Drug addiction is a choice, and it greatly depends on your decision. Human beings live on a ruled country; however, we have created a society that makes decisions that are correct to your own will. Giving drugs to addicts can possibly lead to an increase in crime or it can create protection for our citizens. In “Give Drugs to Addicts So We Can Be Safe,” Jonah J. Goldstein presents convincing and acceptable arguments to an extent; however, he provides hasty generalizations, false analogies, and hidden assumptions that do not justify his conclusions.

Jonah Goldstein starts by generalizing that drug addicts under the influence of drugs are never dangerous because narcotics are sedatives. Goldstein doesn’t provide any authoritative opinion to prove that his argument is a fact. What about the effects these drugs have on the addicts?
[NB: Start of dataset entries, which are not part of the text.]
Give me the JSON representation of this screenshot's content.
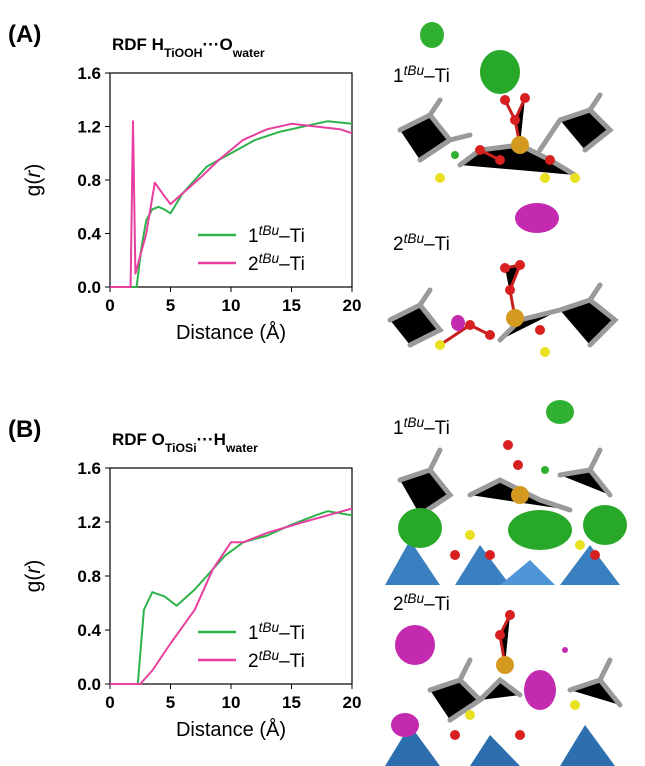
{
  "chart_data": [
    {
      "type": "line",
      "panel_label": "(A)",
      "title": [
        {
          "text": "RDF H"
        },
        {
          "text": "TiOOH",
          "sub": true
        },
        {
          "text": "···O"
        },
        {
          "text": "water",
          "sub": true
        }
      ],
      "xlabel": "Distance (Å)",
      "ylabel": [
        {
          "text": "g("
        },
        {
          "text": "r",
          "italic": true
        },
        {
          "text": ")"
        }
      ],
      "xlim": [
        0,
        20
      ],
      "xticks": [
        0,
        5,
        10,
        15,
        20
      ],
      "ylim": [
        0,
        1.6
      ],
      "yticks": [
        {
          "value": 0,
          "label": "0.0"
        },
        {
          "value": 0.4,
          "label": "0.4"
        },
        {
          "value": 0.8,
          "label": "0.8"
        },
        {
          "value": 1.2,
          "label": "1.2"
        },
        {
          "value": 1.6,
          "label": "1.6"
        }
      ],
      "legend": "lower right",
      "series": [
        {
          "name": [
            {
              "text": "1"
            },
            {
              "text": "tBu",
              "sup": true
            },
            {
              "text": "–Ti"
            }
          ],
          "color": "#2db34a",
          "x": [
            0,
            2.2,
            2.6,
            3,
            3.5,
            4,
            4.5,
            5,
            6,
            7,
            8,
            9,
            10,
            12,
            14,
            15,
            17,
            18,
            19,
            20
          ],
          "values": [
            0,
            0,
            0.3,
            0.5,
            0.58,
            0.6,
            0.58,
            0.55,
            0.7,
            0.8,
            0.9,
            0.95,
            1.0,
            1.1,
            1.16,
            1.18,
            1.22,
            1.24,
            1.23,
            1.22
          ]
        },
        {
          "name": [
            {
              "text": "2"
            },
            {
              "text": "tBu",
              "sup": true
            },
            {
              "text": "–Ti"
            }
          ],
          "color": "#e83e9f",
          "x": [
            0,
            1.7,
            1.9,
            2.1,
            2.4,
            3,
            3.7,
            4.5,
            5,
            6,
            7.5,
            9,
            11,
            13,
            15,
            17,
            19,
            20
          ],
          "values": [
            0,
            0,
            1.24,
            0.1,
            0.2,
            0.4,
            0.78,
            0.68,
            0.62,
            0.7,
            0.82,
            0.95,
            1.1,
            1.18,
            1.22,
            1.2,
            1.18,
            1.15
          ]
        }
      ],
      "image_labels": [
        [
          {
            "text": "1"
          },
          {
            "text": "tBu",
            "sup": true
          },
          {
            "text": "–Ti"
          }
        ],
        [
          {
            "text": "2"
          },
          {
            "text": "tBu",
            "sup": true
          },
          {
            "text": "–Ti"
          }
        ]
      ]
    },
    {
      "type": "line",
      "panel_label": "(B)",
      "title": [
        {
          "text": "RDF O"
        },
        {
          "text": "TiOSi",
          "sub": true
        },
        {
          "text": "···H"
        },
        {
          "text": "water",
          "sub": true
        }
      ],
      "xlabel": "Distance (Å)",
      "ylabel": [
        {
          "text": "g("
        },
        {
          "text": "r",
          "italic": true
        },
        {
          "text": ")"
        }
      ],
      "xlim": [
        0,
        20
      ],
      "xticks": [
        0,
        5,
        10,
        15,
        20
      ],
      "ylim": [
        0,
        1.6
      ],
      "yticks": [
        {
          "value": 0,
          "label": "0.0"
        },
        {
          "value": 0.4,
          "label": "0.4"
        },
        {
          "value": 0.8,
          "label": "0.8"
        },
        {
          "value": 1.2,
          "label": "1.2"
        },
        {
          "value": 1.6,
          "label": "1.6"
        }
      ],
      "legend": "lower right",
      "series": [
        {
          "name": [
            {
              "text": "1"
            },
            {
              "text": "tBu",
              "sup": true
            },
            {
              "text": "–Ti"
            }
          ],
          "color": "#2db34a",
          "x": [
            0,
            2.3,
            2.8,
            3.5,
            4.5,
            5.5,
            7,
            8,
            9.5,
            11,
            13,
            15,
            17,
            18,
            20
          ],
          "values": [
            0,
            0,
            0.55,
            0.68,
            0.65,
            0.58,
            0.7,
            0.8,
            0.95,
            1.05,
            1.1,
            1.18,
            1.25,
            1.28,
            1.25
          ]
        },
        {
          "name": [
            {
              "text": "2"
            },
            {
              "text": "tBu",
              "sup": true
            },
            {
              "text": "–Ti"
            }
          ],
          "color": "#e83e9f",
          "x": [
            0,
            2.5,
            3.5,
            5,
            7,
            8.5,
            10,
            11,
            13,
            16,
            18,
            20
          ],
          "values": [
            0,
            0,
            0.1,
            0.3,
            0.55,
            0.85,
            1.05,
            1.05,
            1.12,
            1.2,
            1.25,
            1.3
          ]
        }
      ],
      "image_labels": [
        [
          {
            "text": "1"
          },
          {
            "text": "tBu",
            "sup": true
          },
          {
            "text": "–Ti"
          }
        ],
        [
          {
            "text": "2"
          },
          {
            "text": "tBu",
            "sup": true
          },
          {
            "text": "–Ti"
          }
        ]
      ]
    }
  ]
}
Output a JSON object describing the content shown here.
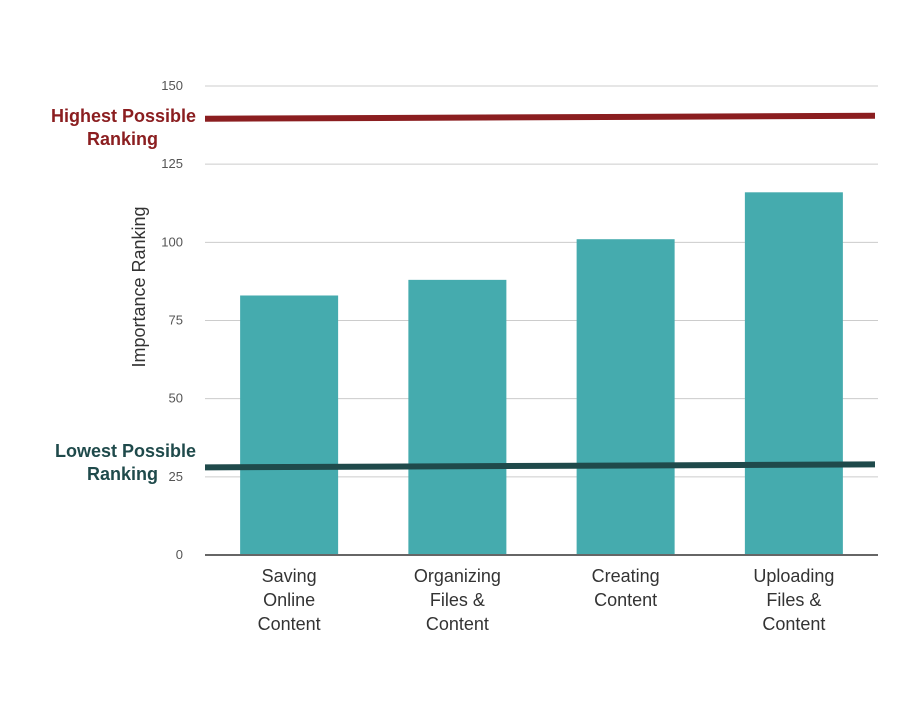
{
  "chart_data": {
    "type": "bar",
    "title": "",
    "xlabel": "",
    "ylabel": "Importance Ranking",
    "ylim": [
      0,
      150
    ],
    "yticks": [
      0,
      25,
      50,
      75,
      100,
      125,
      150
    ],
    "grid": true,
    "categories": [
      [
        "Saving",
        "Online",
        "Content"
      ],
      [
        "Organizing",
        "Files &",
        "Content"
      ],
      [
        "Creating",
        "Content"
      ],
      [
        "Uploading",
        "Files &",
        "Content"
      ]
    ],
    "values": [
      83,
      88,
      101,
      116
    ],
    "bar_color": "#45ABAE",
    "reference_lines": [
      {
        "name": "highest",
        "label_lines": [
          "Highest Possible",
          "Ranking"
        ],
        "value": 140,
        "color": "#8B1E20"
      },
      {
        "name": "lowest",
        "label_lines": [
          "Lowest Possible",
          "Ranking"
        ],
        "value": 28.5,
        "color": "#1F4A4B"
      }
    ]
  }
}
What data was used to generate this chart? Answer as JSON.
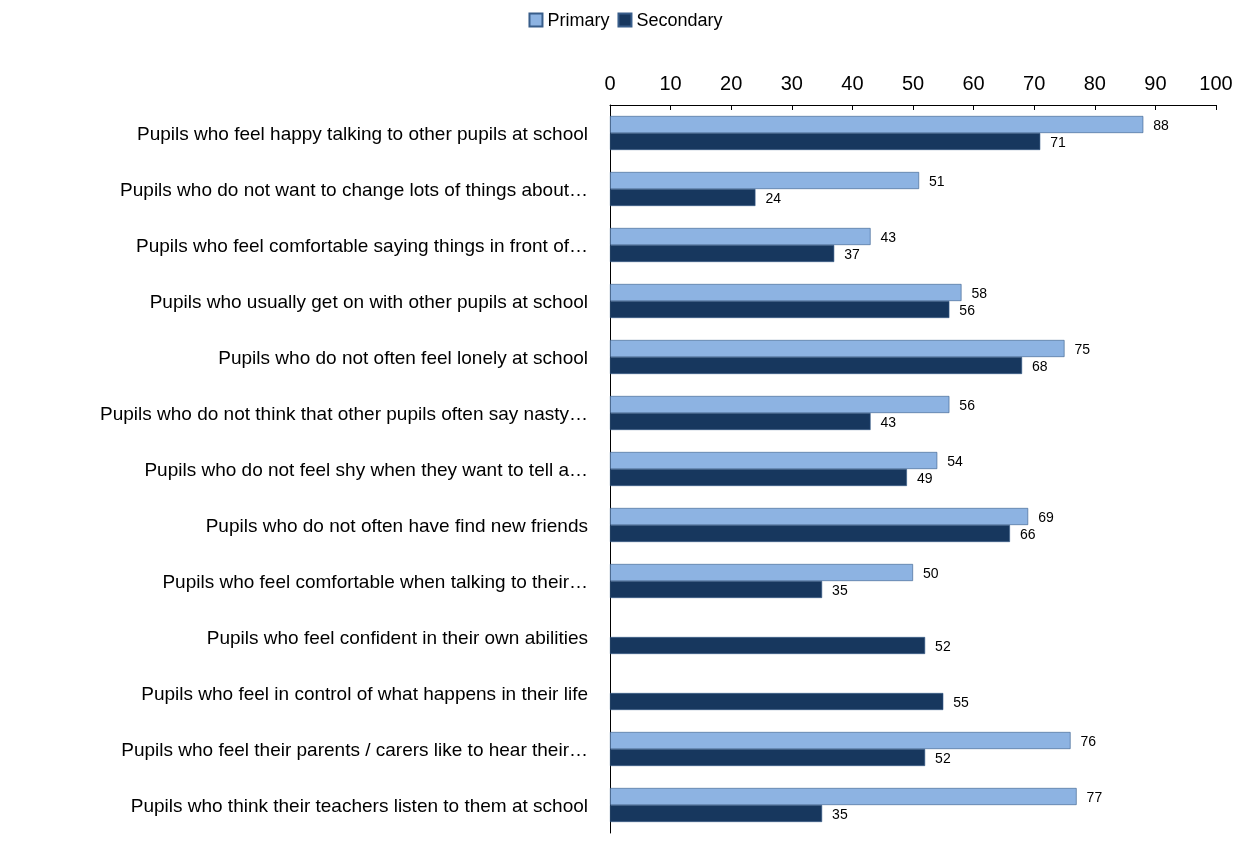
{
  "chart_data": {
    "type": "bar",
    "orientation": "horizontal",
    "categories": [
      "Pupils who feel happy talking to other pupils at school",
      "Pupils who do not want to change lots of things about…",
      "Pupils who feel comfortable saying things in front of…",
      "Pupils who usually get on with other pupils at school",
      "Pupils who do not often feel lonely at school",
      "Pupils who do not think that other pupils often say nasty…",
      "Pupils who do not feel shy when they want to tell a…",
      "Pupils who do not often have find new friends",
      "Pupils who feel comfortable when talking to their…",
      "Pupils who feel confident in their own abilities",
      "Pupils who feel in control of what happens in their life",
      "Pupils who feel their parents / carers like to hear their…",
      "Pupils who think their teachers listen to them at school"
    ],
    "series": [
      {
        "name": "Primary",
        "color": "#8db3e2",
        "values": [
          88,
          51,
          43,
          58,
          75,
          56,
          54,
          69,
          50,
          null,
          null,
          76,
          77
        ]
      },
      {
        "name": "Secondary",
        "color": "#17375e",
        "values": [
          71,
          24,
          37,
          56,
          68,
          43,
          49,
          66,
          35,
          52,
          55,
          52,
          35
        ]
      }
    ],
    "xlim": [
      0,
      100
    ],
    "xticks": [
      0,
      10,
      20,
      30,
      40,
      50,
      60,
      70,
      80,
      90,
      100
    ],
    "data_labels": true,
    "legend": "top",
    "grid": false
  }
}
Do people experience the same effects and reactions when they consume or inject the drug itself? No evidence is provided, hence it is not acceptable. Another situation is when Jonah Goldstein generalizes that giving addicts their drugs would be a good case, even if it did help him harm himself.

Isn’t this statement contradicting him? Also in what ways will the addicts benefit by giving them the drugs. Goldstein presents his arguments, but he fails to convince the people due to the lack of evidence. Goldstein then uses false analogies to prove his point in whether giving addicts their drugs. Goldstein then compares drugs to insulin as an essential substance in the body. We biologically know that insulin is an essential hormone to lower glucose in the body.

But what about drugs, is there any biological book or any authoritative opinion that proves that narcotics are essential in the human body? Or is it just a need to make our body comfortable? Jonah Goldstein again fails to prove his argument because he doesn’t provide facts or any kind of evidence to convince the readers. Hidden assumptions are also fallacies Goldstein provides to persuade the readers to give addicts their drugs. He states that narcotics laws are driving sick people to crime; however we know that assumptions might be true or false according to evidence provided.

Jonah’s assumption is literally wrong because not everybody that in the society breaks the law, which shows that narcotics laws don’t have anything to do with leading to crime. The protection of our society depends on our decisions. Jonah J. Goldstein concludes that “our laws on narcotics should benefit the people who don’t take drugs, not the people who do”.